Com pouco mais de três anos de carreira, Beth Carvalho já é uma das mais importantes vocalistas/sambistas brasileiras - e só não adjetivamos de a melhor, para não cometer injustiças com muitas outras - tão pródigo é o nosso País em talento de belas mulheres para a canção. Em 1971, Beth fez sua primeira gravação, com a música de Edmundo Souto/Paulinho Tapajós, "Eu só quero ver", que embora distante das paradas de sucesso. Revelava uma intérprete segura/sensível.
Depois, pouco antes do carnaval de 72, foi a vez do "Rio Grande do Sul na Festa de Preto Ferro". Paralelamente, alguns espetáculos como "Sexta-Feira é Dia de Samba" e "A Hora e a Vez do Samba'. Mas para o público maior, o grande impacto foi no ano passado, quando uma pequena etiqueta - mas orientada com [inteligência] e amor à MPB, fez um dos melhores lps de 1973: "Canto por um Novo Dia". A respeito desta gravação, diz Beth:
"Quando falo nos [discos] do ano passado e digo primeiro lp, é porque sinto isso de verdade. A partir daí houve um entrosamento muito maior com o público e, aos poucos, fui-me sentindo mais livre nas interpretações. Não sei ao certo, acho que é porque o samba me permite fazer uma coisa que considero da maior importância: mostrar a música exatamente como ela é, como seu autor um dia a compôs".

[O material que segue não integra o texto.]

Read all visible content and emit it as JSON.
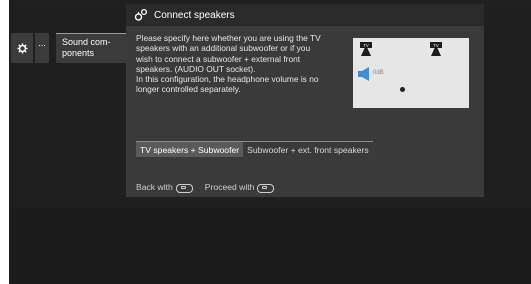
{
  "menu": {
    "dots_label": "...",
    "sound_label_line1": "Sound com-",
    "sound_label_line2": "ponents"
  },
  "dialog": {
    "title": "Connect speakers",
    "description_lines": [
      "Please specify here whether you are using the TV",
      "speakers with an additional subwoofer or if you",
      "wish to connect a subwoofer + external front",
      "speakers. (AUDIO OUT socket).",
      "In this configuration, the headphone volume is no",
      "longer controlled separately."
    ],
    "preview": {
      "tv_label_left": "TV",
      "tv_label_right": "TV",
      "volume_label": "0dB"
    },
    "tabs": [
      {
        "label": "TV speakers + Subwoofer",
        "active": true
      },
      {
        "label": "Subwoofer + ext. front speakers",
        "active": false
      }
    ],
    "footer": {
      "back_label": "Back with",
      "proceed_label": "Proceed with"
    }
  },
  "colors": {
    "background": "#1f1f1f",
    "dialog": "#3a3a3a",
    "header": "#2a2a2a",
    "active_tab": "#5a5a5a",
    "preview_bg": "#e6e6e6"
  },
  "icons": [
    "gear-icon",
    "speakers-icon",
    "tv-speaker-icon",
    "volume-speaker-icon",
    "back-key-icon",
    "proceed-key-icon"
  ]
}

Se "Canto Por Um Novo Dia", foi dedicado a Clementina de Jesus, seu novo LP - "Prá Seu Governo" (Tapecar LP x-22, outubro/74) é dedicado "à grande amiga e incentivadora Elizabeth Carvalho". E, indiretamente, os dois lps são também preitos de homenagem de Beth ao poeta Nelson do Cavaquinho com o qual ela fará um show para teatro com possível apresentação no Paiol, nos próximos meses.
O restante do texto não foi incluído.